The Cross returns to us with our culture of shame – our culture of rape. Women being blamed for the very crime that was done to them. Voices that seek to silence her worth to save the faces of other men who’s lives might change because of their own crime. There is no hope when we hear the propaganda, but we can find clarity.

The story of the Cross is not a myth to ease our fears of the afterlife. It is not solely a tale of someone making a sacrifice for our good – or our ease – for our comfort. The trial of the Cross is an indictment to each of us. Horrors happen in this world…. The lynching trees of our history and our present can’t go away by just wishing them so. We must first face them. We must first accept that they are here – in our lives – in our neighborhoods.

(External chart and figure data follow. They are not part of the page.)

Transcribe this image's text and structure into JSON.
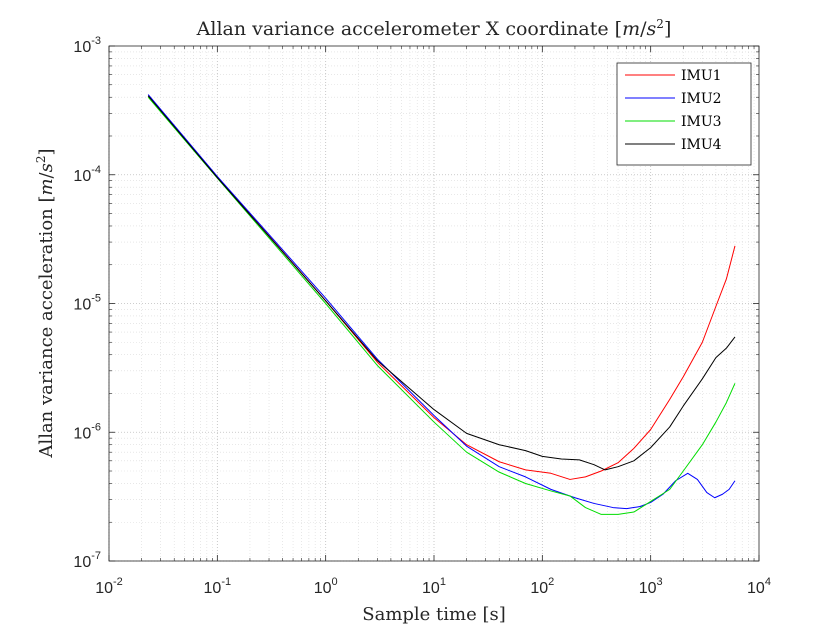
{
  "chart_data": {
    "type": "line",
    "title": "Allan variance accelerometer X coordinate [m/s²]",
    "xlabel": "Sample time [s]",
    "ylabel": "Allan variance acceleration [m/s²]",
    "x_scale": "log",
    "y_scale": "log",
    "xlim": [
      0.01,
      10000
    ],
    "ylim": [
      1e-07,
      0.001
    ],
    "x_ticks": [
      {
        "base": "10",
        "exp": "-2",
        "value": 0.01
      },
      {
        "base": "10",
        "exp": "-1",
        "value": 0.1
      },
      {
        "base": "10",
        "exp": "0",
        "value": 1
      },
      {
        "base": "10",
        "exp": "1",
        "value": 10
      },
      {
        "base": "10",
        "exp": "2",
        "value": 100
      },
      {
        "base": "10",
        "exp": "3",
        "value": 1000
      },
      {
        "base": "10",
        "exp": "4",
        "value": 10000
      }
    ],
    "y_ticks": [
      {
        "base": "10",
        "exp": "-7",
        "value": 1e-07
      },
      {
        "base": "10",
        "exp": "-6",
        "value": 1e-06
      },
      {
        "base": "10",
        "exp": "-5",
        "value": 1e-05
      },
      {
        "base": "10",
        "exp": "-4",
        "value": 0.0001
      },
      {
        "base": "10",
        "exp": "-3",
        "value": 0.001
      }
    ],
    "grid": true,
    "minor_grid": true,
    "legend_position": "top-right",
    "series": [
      {
        "name": "IMU1",
        "color": "#ff0000",
        "points": [
          [
            0.023,
            0.00041
          ],
          [
            0.1,
            9.6e-05
          ],
          [
            1,
            1.05e-05
          ],
          [
            3,
            3.5e-06
          ],
          [
            10,
            1.3e-06
          ],
          [
            20,
            8e-07
          ],
          [
            40,
            5.9e-07
          ],
          [
            70,
            5.1e-07
          ],
          [
            120,
            4.8e-07
          ],
          [
            180,
            4.3e-07
          ],
          [
            250,
            4.5e-07
          ],
          [
            350,
            5e-07
          ],
          [
            500,
            5.8e-07
          ],
          [
            700,
            7.5e-07
          ],
          [
            1000,
            1.05e-06
          ],
          [
            1500,
            1.8e-06
          ],
          [
            2000,
            2.7e-06
          ],
          [
            3000,
            5e-06
          ],
          [
            4000,
            9.5e-06
          ],
          [
            5000,
            1.55e-05
          ],
          [
            6000,
            2.8e-05
          ]
        ]
      },
      {
        "name": "IMU2",
        "color": "#0000ff",
        "points": [
          [
            0.023,
            0.00042
          ],
          [
            0.1,
            9.7e-05
          ],
          [
            1,
            1.1e-05
          ],
          [
            3,
            3.7e-06
          ],
          [
            10,
            1.35e-06
          ],
          [
            20,
            7.8e-07
          ],
          [
            40,
            5.4e-07
          ],
          [
            70,
            4.5e-07
          ],
          [
            120,
            3.6e-07
          ],
          [
            200,
            3.1e-07
          ],
          [
            300,
            2.8e-07
          ],
          [
            450,
            2.6e-07
          ],
          [
            600,
            2.55e-07
          ],
          [
            800,
            2.65e-07
          ],
          [
            1000,
            2.85e-07
          ],
          [
            1300,
            3.3e-07
          ],
          [
            1700,
            4.2e-07
          ],
          [
            2200,
            4.8e-07
          ],
          [
            2700,
            4.3e-07
          ],
          [
            3300,
            3.4e-07
          ],
          [
            3900,
            3.1e-07
          ],
          [
            4600,
            3.3e-07
          ],
          [
            5300,
            3.6e-07
          ],
          [
            6000,
            4.2e-07
          ]
        ]
      },
      {
        "name": "IMU3",
        "color": "#00dd00",
        "points": [
          [
            0.023,
            0.0004
          ],
          [
            0.1,
            9.4e-05
          ],
          [
            1,
            1e-05
          ],
          [
            3,
            3.3e-06
          ],
          [
            10,
            1.2e-06
          ],
          [
            20,
            7e-07
          ],
          [
            40,
            4.9e-07
          ],
          [
            70,
            4e-07
          ],
          [
            120,
            3.5e-07
          ],
          [
            180,
            3.2e-07
          ],
          [
            250,
            2.6e-07
          ],
          [
            350,
            2.3e-07
          ],
          [
            500,
            2.3e-07
          ],
          [
            700,
            2.4e-07
          ],
          [
            1000,
            2.9e-07
          ],
          [
            1500,
            3.6e-07
          ],
          [
            2000,
            5e-07
          ],
          [
            3000,
            8e-07
          ],
          [
            4000,
            1.2e-06
          ],
          [
            5000,
            1.7e-06
          ],
          [
            6000,
            2.4e-06
          ]
        ]
      },
      {
        "name": "IMU4",
        "color": "#000000",
        "points": [
          [
            0.023,
            0.00041
          ],
          [
            0.1,
            9.5e-05
          ],
          [
            1,
            1.05e-05
          ],
          [
            3,
            3.6e-06
          ],
          [
            10,
            1.5e-06
          ],
          [
            20,
            9.8e-07
          ],
          [
            40,
            8e-07
          ],
          [
            70,
            7.2e-07
          ],
          [
            100,
            6.5e-07
          ],
          [
            150,
            6.2e-07
          ],
          [
            220,
            6.1e-07
          ],
          [
            300,
            5.6e-07
          ],
          [
            380,
            5.1e-07
          ],
          [
            500,
            5.4e-07
          ],
          [
            700,
            6e-07
          ],
          [
            1000,
            7.6e-07
          ],
          [
            1500,
            1.1e-06
          ],
          [
            2000,
            1.6e-06
          ],
          [
            3000,
            2.6e-06
          ],
          [
            4000,
            3.8e-06
          ],
          [
            5000,
            4.5e-06
          ],
          [
            6000,
            5.5e-06
          ]
        ]
      }
    ]
  }
}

There is a cross that hangs on the corner of the street – on too many streets.

          Inertia. Apathy. Numbness. They can plague us sometimes. With the barrage of so many stories of grief, of loss – we can succumb to hopelessness. We can ignore them all, by throwing up our hands, and saying, “Not one more thing. Not me. I can’t fix it all. So I won’t begin anywhere.” That’s the warning of the cross. You won’t be able to fix it all. … That’s the truth. The Christian message doesn’t say we can fix it all. It says we have to act where we can. It says – “On this dayDon’t look away. You need to see this. There is something that can be done for the person before you. For the Cross on this street corner.” You can choose to be the soldiers dicing over the garments of the man on the Cross, or you can be the onlookers gaping in mute horror, or you can be the women at his feet who care for the body and quietly resolve to change the world as best they can – to live their life in memory of a man killed by worldly powers and worldly privilege.

          This is why we commemorate the life and death of Jesus this day. There are some things worth living for; there are some things worth dying for; and there are some things worth remembering.